There are tools like Hive and Impala that enable you to use your SQL skills to find and access data on Hadoop platforms and data lakes, but tools like Hive all come with their limitations. You are able to only do so many functions on the data — the distinct functions that SQL has always maintained. Of course, you are able to use user-defined functions, but then you get into programming rapidly.
Is Python in Your Future?
Where SQL systems fall squat is when you begin applying the new machine learning processes on your data or when you want to take benefit of big volumes of streaming data and query data in line. Yes, for those of us who like RDBMSs, data is not always a break.
Times have changed and so must our skills. I have started to study Python as it is simple language to use than Java, and different machine learning methods are supported in Python. Incoming 5 to 10 years, every information employee or IT support person will have to understand how to use machine learning, or at least how to support it. You will need to support MPP systems like Hadoop and Spark in some stage for data processing. Machine learning will be main to support data-oriented decision making and to get the reasonable insights needed to win your market.
Featured article: How ML is saving time and money?

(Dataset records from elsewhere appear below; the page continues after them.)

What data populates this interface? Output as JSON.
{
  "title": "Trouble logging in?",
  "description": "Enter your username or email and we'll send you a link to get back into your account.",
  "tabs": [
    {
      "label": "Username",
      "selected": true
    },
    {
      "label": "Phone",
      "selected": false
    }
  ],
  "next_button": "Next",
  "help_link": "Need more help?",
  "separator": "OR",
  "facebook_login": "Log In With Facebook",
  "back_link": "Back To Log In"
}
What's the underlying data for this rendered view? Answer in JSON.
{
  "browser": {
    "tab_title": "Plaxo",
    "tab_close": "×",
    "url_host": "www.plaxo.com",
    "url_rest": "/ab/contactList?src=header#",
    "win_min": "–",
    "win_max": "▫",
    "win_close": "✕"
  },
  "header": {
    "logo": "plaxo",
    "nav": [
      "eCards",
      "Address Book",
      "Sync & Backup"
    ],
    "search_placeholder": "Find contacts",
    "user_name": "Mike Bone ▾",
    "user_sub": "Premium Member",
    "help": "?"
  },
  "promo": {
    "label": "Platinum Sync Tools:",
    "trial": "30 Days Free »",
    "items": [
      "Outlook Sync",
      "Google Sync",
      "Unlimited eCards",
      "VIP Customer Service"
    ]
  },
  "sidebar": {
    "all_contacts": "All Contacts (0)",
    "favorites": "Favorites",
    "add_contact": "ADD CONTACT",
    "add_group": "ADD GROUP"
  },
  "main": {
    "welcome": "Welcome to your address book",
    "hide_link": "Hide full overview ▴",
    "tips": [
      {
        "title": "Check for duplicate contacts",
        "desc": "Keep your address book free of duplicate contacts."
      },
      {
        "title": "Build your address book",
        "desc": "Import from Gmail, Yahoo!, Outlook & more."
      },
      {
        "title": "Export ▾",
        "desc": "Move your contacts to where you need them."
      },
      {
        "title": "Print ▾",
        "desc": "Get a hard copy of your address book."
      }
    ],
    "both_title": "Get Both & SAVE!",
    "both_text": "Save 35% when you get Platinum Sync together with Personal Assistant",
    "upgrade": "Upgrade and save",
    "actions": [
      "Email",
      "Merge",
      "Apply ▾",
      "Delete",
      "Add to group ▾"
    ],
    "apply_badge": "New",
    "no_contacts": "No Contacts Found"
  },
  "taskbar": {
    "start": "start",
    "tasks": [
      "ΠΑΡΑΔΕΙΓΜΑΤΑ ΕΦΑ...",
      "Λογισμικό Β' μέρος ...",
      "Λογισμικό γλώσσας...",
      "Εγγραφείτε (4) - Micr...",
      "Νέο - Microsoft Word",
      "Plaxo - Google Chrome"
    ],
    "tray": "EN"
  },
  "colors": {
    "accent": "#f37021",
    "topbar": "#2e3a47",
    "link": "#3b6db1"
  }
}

SQL Is Dead, Long Live SQL
There is still a high need for SQL, as I see procedures such as data vaults change and become widely popular in the NoSQL and HDFS/storage spaces. There will continually be organized systems, such as ERP and CRM systems, that will require structured data warehouses. But when your manager comes to you to forecast the future and its business inferences, or to know highly automated optimization solutions that get cleverer over time, you might want to stop looking in the same old typical places. You might have to start looking at all the data present in its most natural forms and find solutions to become more predictive, prescriptive and even intellectual. So, while SQL and RDBMSs, like the mainframe, will exist for many, many years, the tide is shifting towards tools for real-time analytics as SQL currently falls short!